Add missing MatMulInteger int8 x uint8 support (#26744)
### Description
<!-- Describe your changes. -->
This PR adds support for the `MatMulInteger` operator when
input `A` is `int8` and input `B` is `uint8`, and adds unit tests
to cover this type combination.
According to the ONNX specification for `MatMulInteger`, the type
constraints are:
- `T1 ∈ {int8, uint8}`
- `T2 ∈ {int8, uint8}`
- `T3 = int32`
This means all four combinations `(T1, T2) = (int8,int8), (int8,uint8),
(uint8,int8), (uint8,uint8)` are valid. However, the implementation
was missing the `(int8, uint8)` registration, which caused a
`NOT_IMPLEMENTED` error at runtime for such models.
This PR aligns the kernel registration and tests with the ONNX spec.
### Motivation and Context
<!-- - Why is this change required? What problem does it solve?

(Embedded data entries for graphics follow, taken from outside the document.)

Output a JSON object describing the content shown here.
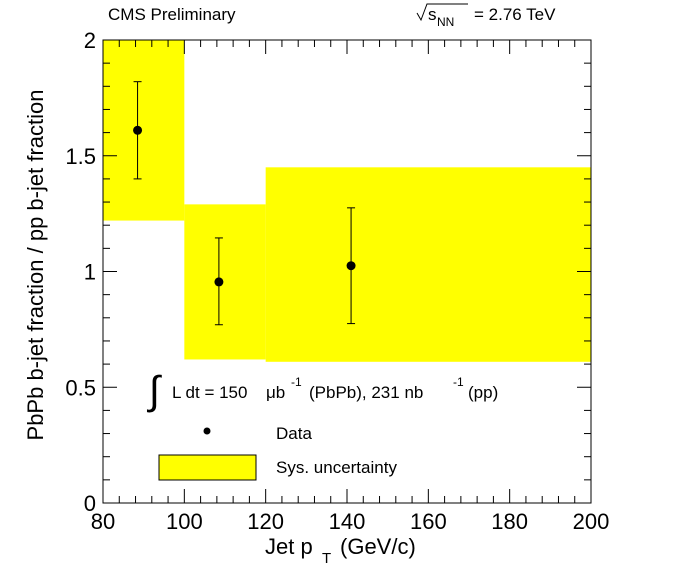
{
  "header": {
    "experiment": "CMS Preliminary",
    "energy_sqrt": "s",
    "energy_sub": "NN",
    "energy_value": "= 2.76 TeV"
  },
  "legend": {
    "lumi_prefix": "L dt = 150",
    "lumi_mu": "μb",
    "lumi_exp1": "-1",
    "lumi_mid": "(PbPb), 231 nb",
    "lumi_exp2": "-1",
    "lumi_suffix": "(pp)",
    "data_label": "Data",
    "sys_label": "Sys. uncertainty"
  },
  "chart_data": {
    "type": "scatter",
    "title": "",
    "xlabel": "Jet p",
    "xlabel_sub": "T",
    "xlabel_unit": "(GeV/c)",
    "ylabel": "PbPb b-jet fraction / pp b-jet fraction",
    "xlim": [
      80,
      200
    ],
    "ylim": [
      0,
      2
    ],
    "x_ticks": [
      80,
      100,
      120,
      140,
      160,
      180,
      200
    ],
    "y_ticks": [
      0,
      0.5,
      1,
      1.5,
      2
    ],
    "x_tick_labels": [
      "80",
      "100",
      "120",
      "140",
      "160",
      "180",
      "200"
    ],
    "y_tick_labels": [
      "0",
      "0.5",
      "1",
      "1.5",
      "2"
    ],
    "grid": false,
    "series": [
      {
        "name": "Data",
        "points": [
          {
            "x": 88.5,
            "y": 1.61,
            "err_low": 0.21,
            "err_high": 0.21
          },
          {
            "x": 108.5,
            "y": 0.955,
            "err_low": 0.185,
            "err_high": 0.19
          },
          {
            "x": 141,
            "y": 1.025,
            "err_low": 0.25,
            "err_high": 0.25
          }
        ]
      },
      {
        "name": "Sys. uncertainty",
        "boxes": [
          {
            "x0": 80,
            "x1": 100,
            "y0": 1.22,
            "y1": 2.0
          },
          {
            "x0": 100,
            "x1": 120,
            "y0": 0.62,
            "y1": 1.29
          },
          {
            "x0": 120,
            "x1": 200,
            "y0": 0.61,
            "y1": 1.45
          }
        ]
      }
    ],
    "colors": {
      "sys_fill": "#ffff00",
      "marker": "#000000"
    }
  }
}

- If it fixes an open issue, please link to the issue here. -->
Fixes [#26743](https://github.com/microsoft/onnxruntime/issues/26743)
### Testing
- Added unit tests for the `A=int8, B=uint8` combination:
- `MatmulIntegerOpTest.MatMulInteger_int8_uint8_2D`
- `MatmulIntegerOpTest.MatMulInteger_int8_uint8_PerColumn_ND`
- All tests pass locally.